Global Gag Rule
The “Global Gag Rule,” or the Mexico City Policy, prohibits NGOs that receive U.S. foreign aid from performing or promoting abortion. Trump reinstated the policy (which President Obama had repealed) with the State Department’s stamp of approval almost immediately after taking office. While the policy has a “decades-old track record of repeal and reinstatement” from Democratic to Republican administrations, Trump’s gag rule is the most extreme and harmful version of the policy ever enacted — restricting nearly $9 billion in foreign health assistance, which is around 14 times as much aid as any previous Republican administration’s version. The policy is only getting more draconian under Secretary of State Mike Pompeo, who announced in 2019 that the gag rule would be extended to aid organizations that fund other groups that provide or discuss abortion.
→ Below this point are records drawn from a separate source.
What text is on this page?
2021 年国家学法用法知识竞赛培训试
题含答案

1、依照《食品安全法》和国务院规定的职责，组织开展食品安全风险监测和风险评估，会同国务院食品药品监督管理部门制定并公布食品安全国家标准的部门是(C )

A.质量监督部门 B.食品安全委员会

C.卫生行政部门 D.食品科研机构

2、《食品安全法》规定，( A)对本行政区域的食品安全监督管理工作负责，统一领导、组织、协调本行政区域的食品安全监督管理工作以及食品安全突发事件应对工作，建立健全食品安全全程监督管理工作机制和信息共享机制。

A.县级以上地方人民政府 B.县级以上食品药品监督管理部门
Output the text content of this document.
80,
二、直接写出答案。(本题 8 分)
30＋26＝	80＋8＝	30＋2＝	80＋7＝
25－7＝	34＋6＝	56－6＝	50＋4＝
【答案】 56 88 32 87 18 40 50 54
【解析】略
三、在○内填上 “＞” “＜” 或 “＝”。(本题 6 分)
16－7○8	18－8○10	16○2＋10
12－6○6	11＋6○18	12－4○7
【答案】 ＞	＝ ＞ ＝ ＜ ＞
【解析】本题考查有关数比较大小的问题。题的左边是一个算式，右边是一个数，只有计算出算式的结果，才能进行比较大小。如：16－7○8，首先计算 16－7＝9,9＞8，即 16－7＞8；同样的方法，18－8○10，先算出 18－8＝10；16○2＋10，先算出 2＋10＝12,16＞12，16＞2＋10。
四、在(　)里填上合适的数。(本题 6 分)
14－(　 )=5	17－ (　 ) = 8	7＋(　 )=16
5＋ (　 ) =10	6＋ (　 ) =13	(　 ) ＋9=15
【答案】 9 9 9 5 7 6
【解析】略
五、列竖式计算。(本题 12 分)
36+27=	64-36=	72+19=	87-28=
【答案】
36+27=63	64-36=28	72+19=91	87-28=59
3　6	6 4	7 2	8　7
The rule has been criticized as a breach of international human rights law and has drastically impeded access to not just reproductive health, but other critical services as well. Health clinics around the world that provide nutrition services, maternal and child health services, and STD and other infectious disease prevention services have been forced to close. Contraception has been lost or put at risk for over 2 million patients. Major cuts to HIV/AIDs programs have had to be made as, unlike previous iterations of the gag rule, Trump’s policy provides no exemption for emergency AIDS relief plans. What’s more, despite the policy being heralded by anti-abortion activists, Trump’s gag rule has actually increased abortions by at least 40 percent in countries studied by a Lancet analysis of the policy.